Having now completed his undergradutate Filmmaking degree Summa Cum Laude from Columbia College Chicago, he is constantly seeking a further advancement of his studies and the opportunity to travel the world and perfect his craft. One For My Baby, his most recent film, is a step towards the more complex narratives he dreams of.
(Prior to Production)
I wish I could say this film is a simple protest picture, a realization of what it means to be black in this country; to face the continuation of what your. No, it is a bit more complex than all of that; but it is also all of it. No such realization is possible. It is a contained reaction to the very real pain that comes from being forced to be “black” in a part of the world that considers itself “white.” Nobody can tell you exactly what it means to be “black” in every context—there is no universal conception of the idea itself. One only knows what this blackness implies in certain, ahem, spheres. Anyone who does not know cannot really be told. While the incarceration system does not house only Africans in America, the disparities cannot be ignored lest you intend to be rather obtuse—particularly impotent—in any discussion on it. The references to which this film owes its conception hint at something far more overarching. Baldwin is frightening. Interpreting his words, reading them aloud, reveals a great deal about the self—especially if his characters resemble you not only mentally, but physically. This cannot be ignored.
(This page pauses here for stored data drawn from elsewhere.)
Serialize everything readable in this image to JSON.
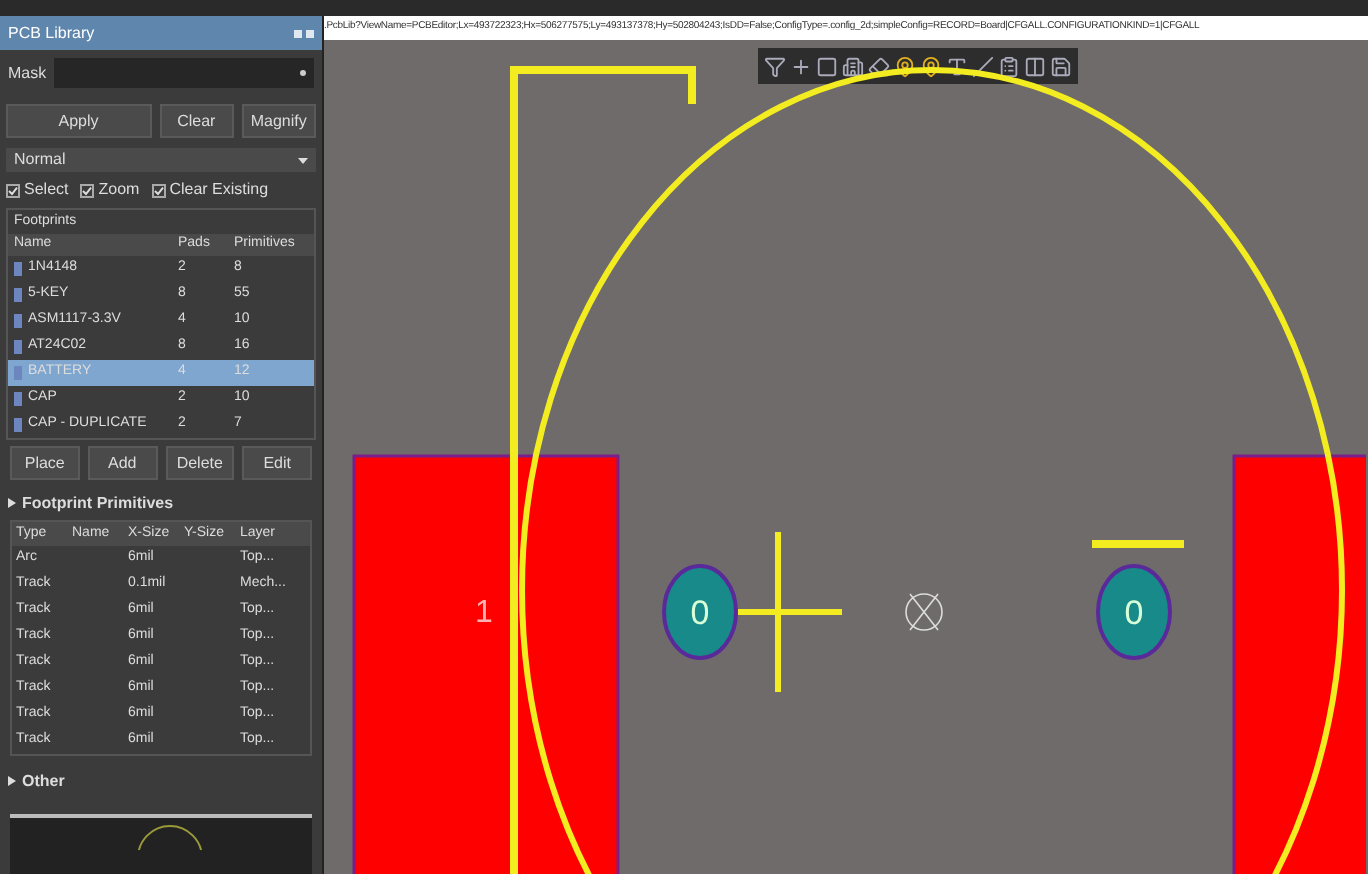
{
  "panel": {
    "title": "PCB Library",
    "mask": {
      "label": "Mask"
    },
    "buttons": [
      "Apply",
      "Clear",
      "Magnify"
    ],
    "mode": {
      "value": "Normal"
    },
    "options": [
      {
        "label": "Select",
        "checked": true
      },
      {
        "label": "Zoom",
        "checked": true
      },
      {
        "label": "Clear Existing",
        "checked": true
      }
    ],
    "footprints": {
      "title": "Footprints",
      "columns": [
        "Name",
        "Pads",
        "Primitives"
      ],
      "rows": [
        {
          "cells": [
            "1N4148",
            "2",
            "8"
          ],
          "selected": false
        },
        {
          "cells": [
            "5-KEY",
            "8",
            "55"
          ],
          "selected": false
        },
        {
          "cells": [
            "ASM1117-3.3V",
            "4",
            "10"
          ],
          "selected": false
        },
        {
          "cells": [
            "AT24C02",
            "8",
            "16"
          ],
          "selected": false
        },
        {
          "cells": [
            "BATTERY",
            "4",
            "12"
          ],
          "selected": true
        },
        {
          "cells": [
            "CAP",
            "2",
            "10"
          ],
          "selected": false
        },
        {
          "cells": [
            "CAP - DUPLICATE",
            "2",
            "7"
          ],
          "selected": false
        }
      ],
      "actions": [
        "Place",
        "Add",
        "Delete",
        "Edit"
      ]
    },
    "primitives": {
      "title": "Footprint Primitives",
      "columns": [
        "Type",
        "Name",
        "X-Size",
        "Y-Size",
        "Layer"
      ],
      "rows": [
        [
          "Arc",
          "",
          "6mil",
          "",
          "Top..."
        ],
        [
          "Track",
          "",
          "0.1mil",
          "",
          "Mech..."
        ],
        [
          "Track",
          "",
          "6mil",
          "",
          "Top..."
        ],
        [
          "Track",
          "",
          "6mil",
          "",
          "Top..."
        ],
        [
          "Track",
          "",
          "6mil",
          "",
          "Top..."
        ],
        [
          "Track",
          "",
          "6mil",
          "",
          "Top..."
        ],
        [
          "Track",
          "",
          "6mil",
          "",
          "Top..."
        ],
        [
          "Track",
          "",
          "6mil",
          "",
          "Top..."
        ]
      ]
    },
    "other": {
      "title": "Other"
    }
  },
  "editor": {
    "address": ".PcbLib?ViewName=PCBEditor;Lx=493722323;Hx=506277575;Ly=493137378;Hy=502804243;IsDD=False;ConfigType=.config_2d;simpleConfig=RECORD=Board|CFGALL.CONFIGURATIONKIND=1|CFGALL",
    "pads": [
      {
        "kind": "smd",
        "label": "1"
      },
      {
        "kind": "smd"
      },
      {
        "kind": "through",
        "label": "0"
      },
      {
        "kind": "through",
        "label": "0"
      }
    ]
  }
}
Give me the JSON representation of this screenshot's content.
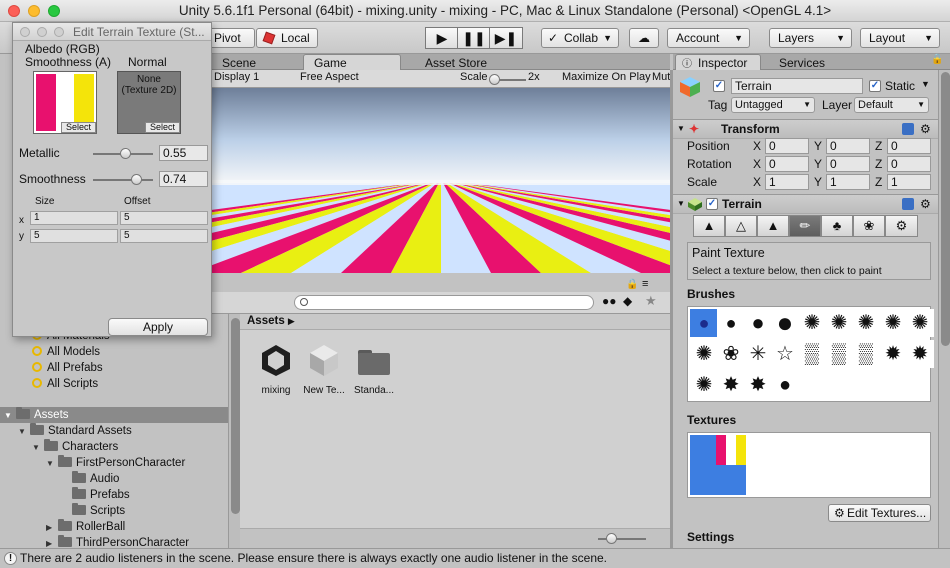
{
  "window": {
    "title": "Unity 5.6.1f1 Personal (64bit) - mixing.unity - mixing - PC, Mac & Linux Standalone (Personal) <OpenGL 4.1>"
  },
  "toolbar": {
    "pivot": "Pivot",
    "local": "Local",
    "collab": "Collab",
    "account": "Account",
    "layers": "Layers",
    "layout": "Layout"
  },
  "tabs": {
    "scene": "Scene",
    "game": "Game",
    "asset_store": "Asset Store",
    "inspector": "Inspector",
    "services": "Services"
  },
  "game": {
    "display": "Display 1",
    "aspect": "Free Aspect",
    "scale_label": "Scale",
    "scale_value": "2x",
    "maximize": "Maximize On Play",
    "mute": "Mut",
    "stripe_colors": [
      "#e8116e",
      "#e9ef12",
      "#cfe3ff"
    ]
  },
  "popup": {
    "title": "Edit Terrain Texture (St...",
    "albedo_label": "Albedo (RGB)",
    "smoothness_label": "Smoothness (A)",
    "normal_label": "Normal",
    "normal_value": "None",
    "normal_type": "(Texture 2D)",
    "select": "Select",
    "metallic_label": "Metallic",
    "metallic_value": "0.55",
    "metallic_frac": 0.55,
    "smooth_label": "Smoothness",
    "smooth_value": "0.74",
    "smooth_frac": 0.74,
    "size_label": "Size",
    "offset_label": "Offset",
    "x_label": "x",
    "y_label": "y",
    "size_x": "1",
    "offset_x": "5",
    "size_y": "5",
    "offset_y": "5",
    "apply": "Apply"
  },
  "project": {
    "search_items": [
      "All Materials",
      "All Models",
      "All Prefabs",
      "All Scripts"
    ],
    "root": "Assets",
    "tree": [
      {
        "label": "Standard Assets",
        "open": true
      },
      {
        "label": "Characters",
        "open": true
      },
      {
        "label": "FirstPersonCharacter",
        "open": true
      },
      {
        "label": "Audio"
      },
      {
        "label": "Prefabs"
      },
      {
        "label": "Scripts"
      },
      {
        "label": "RollerBall",
        "open": false
      },
      {
        "label": "ThirdPersonCharacter",
        "open": false
      }
    ],
    "breadcrumb": "Assets",
    "assets": [
      {
        "label": "mixing",
        "icon": "unity-scene-icon"
      },
      {
        "label": "New Te...",
        "icon": "terrain-data-icon"
      },
      {
        "label": "Standa...",
        "icon": "folder-icon"
      }
    ]
  },
  "inspector": {
    "object_name": "Terrain",
    "static": "Static",
    "tag_label": "Tag",
    "tag_value": "Untagged",
    "layer_label": "Layer",
    "layer_value": "Default",
    "transform": "Transform",
    "position": "Position",
    "rotation": "Rotation",
    "scale": "Scale",
    "x": "X",
    "y": "Y",
    "z": "Z",
    "pos": [
      "0",
      "0",
      "0"
    ],
    "rot": [
      "0",
      "0",
      "0"
    ],
    "scl": [
      "1",
      "1",
      "1"
    ],
    "terrain": "Terrain",
    "paint_title": "Paint Texture",
    "paint_desc": "Select a texture below, then click to paint",
    "brushes": "Brushes",
    "textures": "Textures",
    "edit_textures": "Edit Textures...",
    "settings": "Settings"
  },
  "status": {
    "message": "There are 2 audio listeners in the scene. Please ensure there is always exactly one audio listener in the scene."
  }
}
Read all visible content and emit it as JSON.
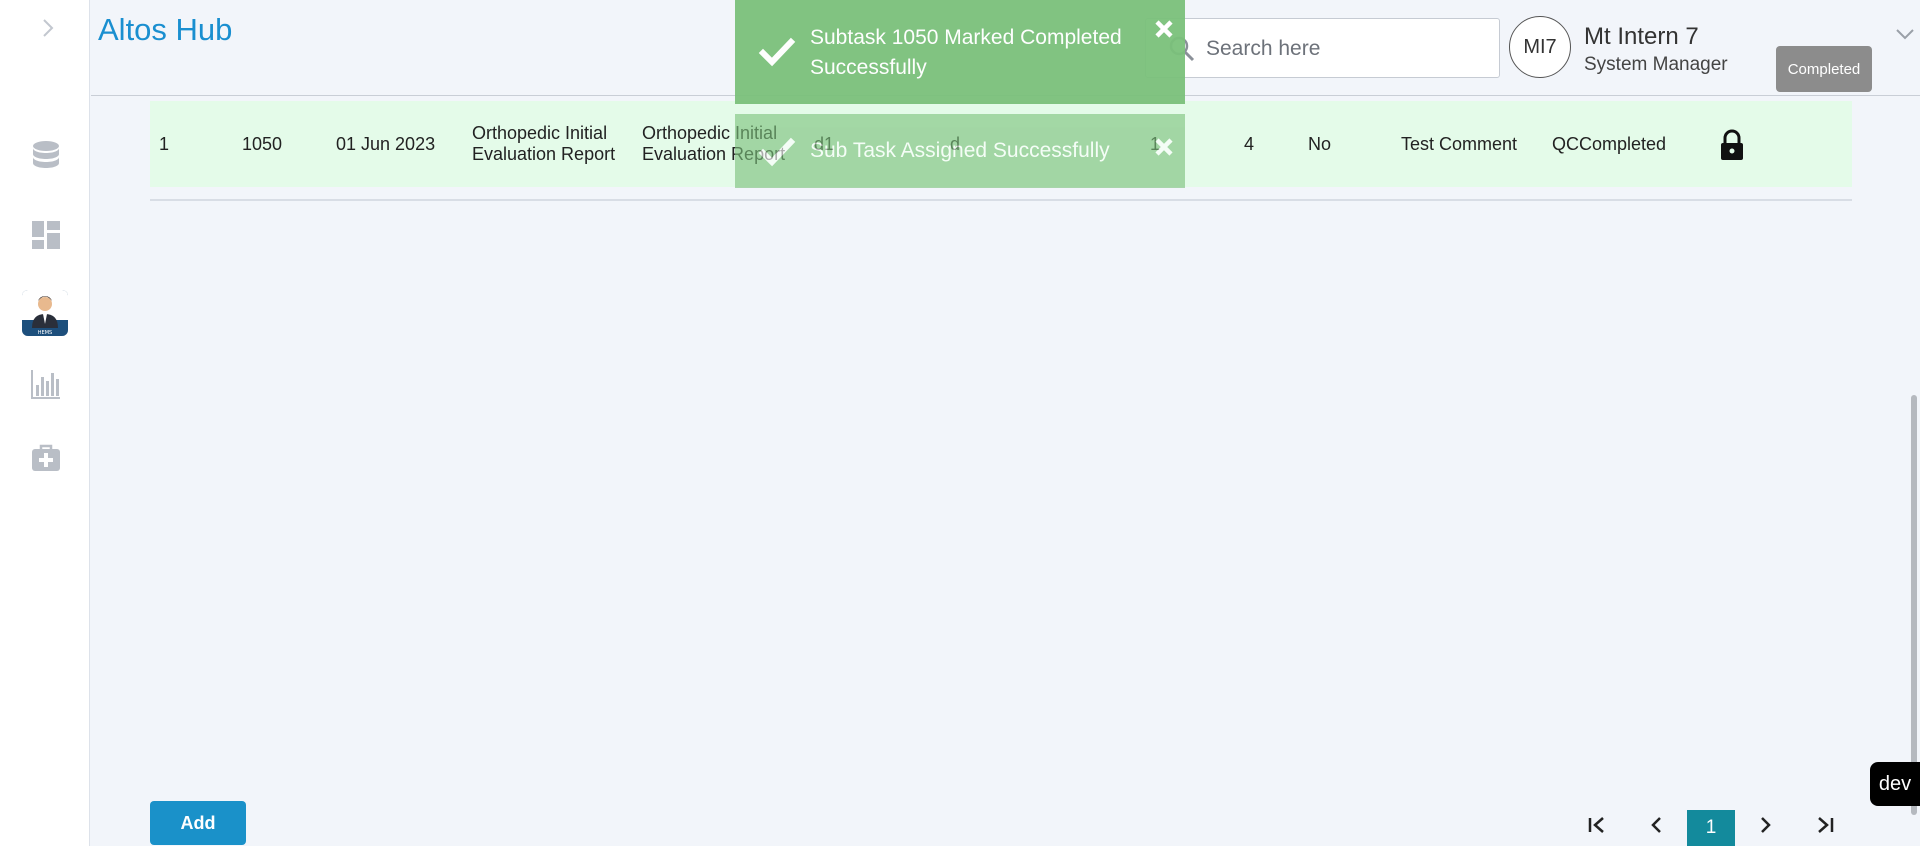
{
  "app": {
    "title": "Altos Hub"
  },
  "header": {
    "search": {
      "placeholder": "Search here",
      "value": ""
    },
    "user": {
      "initials": "MI7",
      "name": "Mt Intern 7",
      "role": "System Manager"
    },
    "tooltip": "Completed"
  },
  "sidebar": {
    "items": [
      {
        "icon": "database-icon"
      },
      {
        "icon": "dashboard-icon"
      },
      {
        "icon": "user-avatar-icon",
        "label": "HEMS"
      },
      {
        "icon": "bar-chart-icon"
      },
      {
        "icon": "medical-kit-icon"
      }
    ]
  },
  "toasts": [
    {
      "text": "Subtask 1050 Marked Completed Successfully"
    },
    {
      "text": "Sub Task Assigned Successfully"
    }
  ],
  "table": {
    "rows": [
      {
        "index": "1",
        "id": "1050",
        "date": "01 Jun 2023",
        "report_type": "Orthopedic Initial Evaluation Report",
        "report_name": "Orthopedic Initial Evaluation Report",
        "code": "d1",
        "note": "d",
        "count_a": "1",
        "count_b": "4",
        "flag": "No",
        "comment": "Test Comment",
        "status": "QCCompleted"
      }
    ]
  },
  "pagination": {
    "current_page": "1"
  },
  "footer": {
    "add_label": "Add",
    "env_badge": "dev"
  }
}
Sonny’s Blues is a story I read in high school three or so years ago. The story has tormented me since; and I had not known, up until now, what to do with this torment. It inspired so much in me; caused me to engage—really engage—with history, with the implications present in our everyday lives. It was the first short story I read that applied so violently to my own life. It articulated something I had never thought of; something I had not considered: the constraints placed around us who simply want to survive. I have faced this world, now, for twenty-one years; but all of those years before it are present within the very manner in which I am forced to navigate it. The world—my “nation”—has not changed very much in this regard. This is obvious in the way so many teachers question the way I present myself, in the way I speak and write. I have gotten the impression, more than once, that my manner disrupts and scatters a great deal for many of their preconceptions. My reading of Baldwin, then engaging in-depth with more literature thereupon, is likely to blame for this confusion. I, like many, have felt that sinking pain when a police officer has pulled you over for reasons they tease in their possession. The story also highlights how wretched a condition it is, to simply be seeking to survive. We must also acknowledge the power of Ghassan Kanafani’s Letter From Gaza; and its power comes precisely from the similarities of the predicaments, so geographically removed from one another. We invoke these great works, we bring them to the cinema. I can say little more at this moment than what I offer below, my breakdown of the material.
In the end, we will make this film and it will be special. It will make a great deal of sense for me, though the thought is daunting, to say the least.